Citizens Can Now Sue NYPD Over Stop-And-Frisks

June 23, 2014  |  

The New York City Police Department’s “stop-and-frisk” policy has been controversial since it began with many civil rights organizations say the policy unfairly targets minority men, especially young African-American males. And now victims of unjust “stop-and-frisks” can sue the police.

The NYPD had tried to stop this from happening, but in a recent decision State Supreme Court Justice Anil Singh upheld the Community Safety Act passed by the City Council last year making it easier for citizens to sue the NYPD for racial profiling.  And the Manhattan judge also rejected a request from the Patrolmen’s Benevolent Association and the Sergeant’s Benevolent Association to issue an injunction against the measure, reports The New York Daily News.

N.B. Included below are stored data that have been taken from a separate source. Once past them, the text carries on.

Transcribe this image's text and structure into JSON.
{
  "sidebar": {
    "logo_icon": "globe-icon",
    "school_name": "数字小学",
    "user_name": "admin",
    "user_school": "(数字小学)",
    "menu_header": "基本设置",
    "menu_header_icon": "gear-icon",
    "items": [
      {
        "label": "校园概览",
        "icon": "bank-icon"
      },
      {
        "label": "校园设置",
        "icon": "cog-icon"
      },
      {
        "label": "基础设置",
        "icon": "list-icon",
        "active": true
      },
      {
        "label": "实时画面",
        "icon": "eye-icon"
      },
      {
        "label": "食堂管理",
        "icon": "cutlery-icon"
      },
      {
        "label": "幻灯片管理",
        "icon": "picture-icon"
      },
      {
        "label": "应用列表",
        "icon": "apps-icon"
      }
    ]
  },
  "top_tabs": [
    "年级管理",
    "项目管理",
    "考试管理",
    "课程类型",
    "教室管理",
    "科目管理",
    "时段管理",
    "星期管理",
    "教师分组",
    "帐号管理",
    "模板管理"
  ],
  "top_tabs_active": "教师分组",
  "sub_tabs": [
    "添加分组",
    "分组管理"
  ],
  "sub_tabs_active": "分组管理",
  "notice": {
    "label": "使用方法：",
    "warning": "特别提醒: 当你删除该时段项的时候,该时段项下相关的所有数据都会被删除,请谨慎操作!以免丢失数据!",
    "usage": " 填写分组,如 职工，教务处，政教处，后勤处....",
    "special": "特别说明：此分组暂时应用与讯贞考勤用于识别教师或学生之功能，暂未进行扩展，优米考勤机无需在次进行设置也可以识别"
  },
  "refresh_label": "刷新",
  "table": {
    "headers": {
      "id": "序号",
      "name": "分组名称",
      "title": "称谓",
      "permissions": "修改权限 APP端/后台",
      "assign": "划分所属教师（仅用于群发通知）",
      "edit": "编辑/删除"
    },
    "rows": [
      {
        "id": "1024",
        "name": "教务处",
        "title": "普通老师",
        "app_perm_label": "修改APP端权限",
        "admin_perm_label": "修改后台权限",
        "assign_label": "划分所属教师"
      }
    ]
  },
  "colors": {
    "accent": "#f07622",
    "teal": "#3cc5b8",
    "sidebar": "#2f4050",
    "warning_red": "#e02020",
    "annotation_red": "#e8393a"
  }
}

Minorities were stopped disproportionately and 90 percent of the stops did not end in an arrest.

“Local Law 71 does not prevent police officers from continuing to stop, question and frisk while utilizing their training and experience,” Singh wrote in a 35-page decision.

“The law only seeks to deter the use of attributes such as race as the sole basis for an investigatory stop which is antithetical to our constitution and values,” the judge continued.

According to New York Civil Liberties Union president Donna Lieberman, this decision will not only help citizens but also the police as well.

“It is a victory for all New Yorkers, including the police, because it is building trust and respect between officers and the communities they serve,” she noted.

“This law provides an important opportunity for New Yorkers who are subject to racial profiling or other discriminatory behavior the opportunity to vindicate their rights,” she added.

Even Mayor Bill de Blasio supports the City Council measure, unlike former mayor Michael Bloomberg, who had sided with the unions in trying to fight it.

But PBA president Pat Lynch said his organization would appeal the ruling.

“This law sends an extremely bad message to our police officers who will see themselves in legal crosshairs with every arrest they make. Potentially, this bad law can have a very serious impact on public safety,” Lynch said.

But Singh disagrees. “The City Council passed Local Law 71 to address a local concern relating to civil rights and police activities. The law does not prohibit or restrict the right of a police officer to make a stop … Rather it addresses the consequences of biased-based profiling by law enforcement personnel,” Singh wrote.